Running an open-source model locally is neat. I played with that a lot in the Minisforum MS-S1 Max with AMD AI Max+ 395 review. For one-shots, studying, playing with local inference, it’s fun. For Agile Vibe Coding all day, every day, it is still not practical. Latency, context, quality, setup maintenance, VRAM, all of it collects tax.

Running multiple LLMs in parallel is not practical either, the whole “planner + executor + reviewer + judge” routine. I tested that in “LLM Benchmarks: Is It Worth Mixing 2 Models?”. The idea looks nice on paper. In practice, it increases cost, latency, error surface, and the gain does not pay for the complexity.

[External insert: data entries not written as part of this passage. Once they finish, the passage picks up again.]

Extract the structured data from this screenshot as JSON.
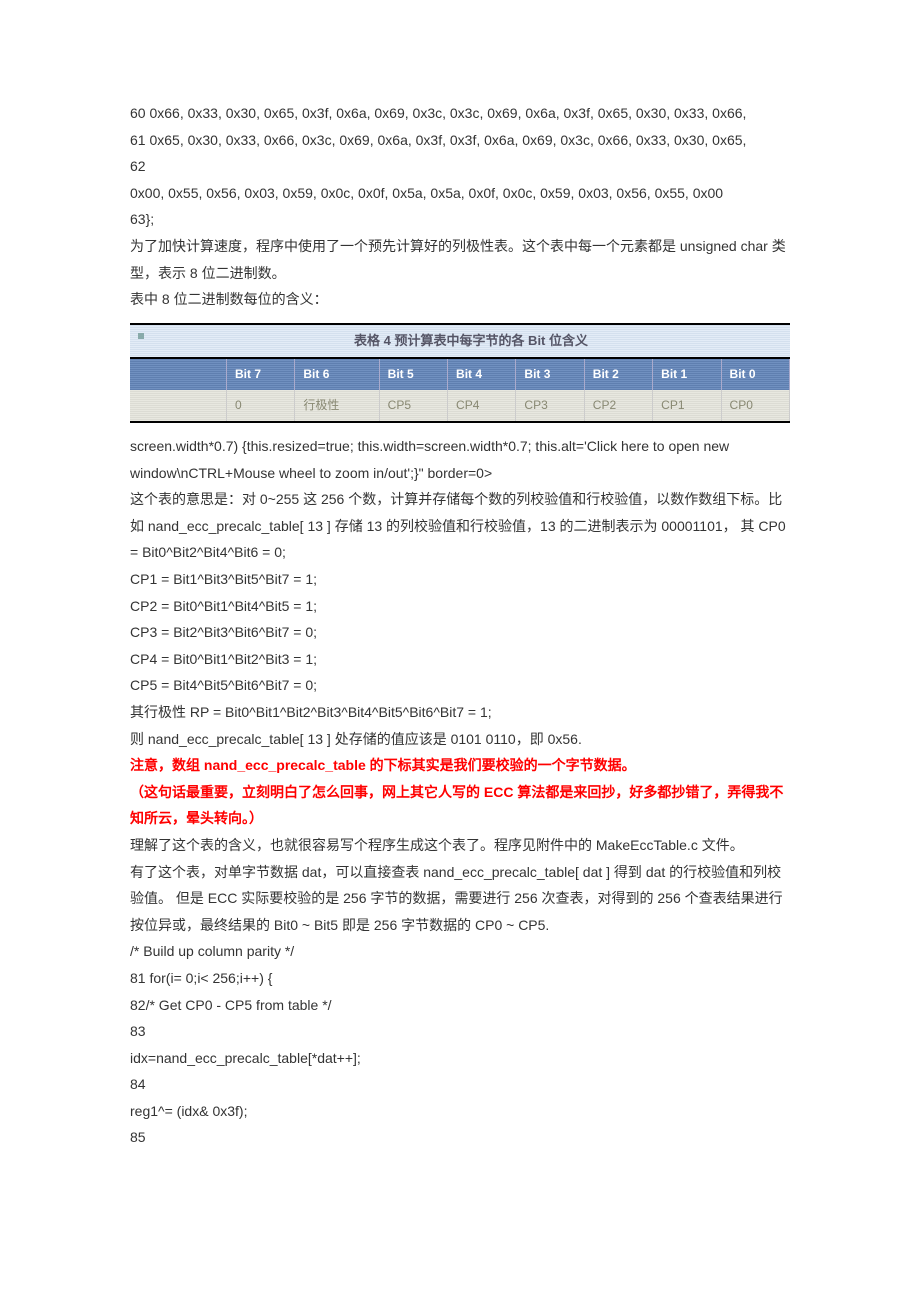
{
  "lines": {
    "l1": "60 0x66, 0x33, 0x30, 0x65, 0x3f, 0x6a, 0x69, 0x3c, 0x3c, 0x69, 0x6a, 0x3f, 0x65, 0x30, 0x33, 0x66,",
    "l2": "61 0x65, 0x30, 0x33, 0x66, 0x3c, 0x69, 0x6a, 0x3f, 0x3f, 0x6a, 0x69, 0x3c, 0x66, 0x33, 0x30, 0x65,",
    "l3": "62",
    "l4": "0x00, 0x55, 0x56, 0x03, 0x59, 0x0c, 0x0f, 0x5a, 0x5a, 0x0f, 0x0c, 0x59, 0x03, 0x56, 0x55, 0x00",
    "l5": "63};",
    "l6": "为了加快计算速度，程序中使用了一个预先计算好的列极性表。这个表中每一个元素都是 unsigned char 类型，表示 8 位二进制数。",
    "l7": "表中 8 位二进制数每位的含义：",
    "l8": "screen.width*0.7) {this.resized=true; this.width=screen.width*0.7; this.alt='Click here to open new window\\nCTRL+Mouse wheel to zoom in/out';}\" border=0>",
    "l9": "这个表的意思是：对 0~255 这 256 个数，计算并存储每个数的列校验值和行校验值，以数作数组下标。比如 nand_ecc_precalc_table[ 13 ] 存储 13 的列校验值和行校验值，13 的二进制表示为 00001101， 其 CP0 = Bit0^Bit2^Bit4^Bit6 = 0;",
    "l10": "CP1 = Bit1^Bit3^Bit5^Bit7 = 1;",
    "l11": "CP2 = Bit0^Bit1^Bit4^Bit5 = 1;",
    "l12": "CP3 = Bit2^Bit3^Bit6^Bit7 = 0;",
    "l13": "CP4 = Bit0^Bit1^Bit2^Bit3 = 1;",
    "l14": "CP5 = Bit4^Bit5^Bit6^Bit7 = 0;",
    "l15": "其行极性 RP = Bit0^Bit1^Bit2^Bit3^Bit4^Bit5^Bit6^Bit7 = 1;",
    "l16": "则 nand_ecc_precalc_table[ 13 ] 处存储的值应该是  0101 0110，即 0x56.",
    "l17": "注意，数组 nand_ecc_precalc_table 的下标其实是我们要校验的一个字节数据。",
    "l18": "（这句话最重要，立刻明白了怎么回事，网上其它人写的 ECC 算法都是来回抄，好多都抄错了，弄得我不知所云，晕头转向。）",
    "l19": "理解了这个表的含义，也就很容易写个程序生成这个表了。程序见附件中的 MakeEccTable.c 文件。",
    "l20": "有了这个表，对单字节数据 dat，可以直接查表 nand_ecc_precalc_table[ dat ]  得到  dat 的行校验值和列校验值。 但是 ECC 实际要校验的是 256 字节的数据，需要进行 256 次查表，对得到的 256 个查表结果进行按位异或，最终结果的  Bit0 ~ Bit5  即是 256 字节数据的  CP0 ~ CP5.",
    "l21": "/* Build up column parity */",
    "l22": "81 for(i= 0;i< 256;i++) {",
    "l23": "82/* Get CP0 - CP5 from table */",
    "l24": "83",
    "l25": "idx=nand_ecc_precalc_table[*dat++];",
    "l26": "84",
    "l27": "reg1^= (idx& 0x3f);",
    "l28": "85"
  },
  "table": {
    "caption": "表格 4   预计算表中每字节的各 Bit 位含义",
    "headers": [
      "",
      "Bit 7",
      "Bit 6",
      "Bit 5",
      "Bit 4",
      "Bit 3",
      "Bit 2",
      "Bit 1",
      "Bit 0"
    ],
    "row": [
      "",
      "0",
      "行极性",
      "CP5",
      "CP4",
      "CP3",
      "CP2",
      "CP1",
      "CP0"
    ]
  }
}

The secret is not having a bunch of agents. Forget OpenClaw or Pi for day-to-day programming. The secret is engineering process. XP. Tests. Clean Code for AI Agents. CI. Pair programming. Constant refactoring. Small code. Automated deploy. Fast feedback.

Tools help. Engineering wins.

ai-jail: autonomy with a fence

The first project I want to highlight is ai-jail. It is a sandbox wrapper to run AI agents with restricted system access. On Linux it uses bubblewrap (bwrap) and Landlock. On macOS it uses sandbox-exec. The idea is simple: the agent sees the environment it needs to work, but does not go rummaging through your whole system.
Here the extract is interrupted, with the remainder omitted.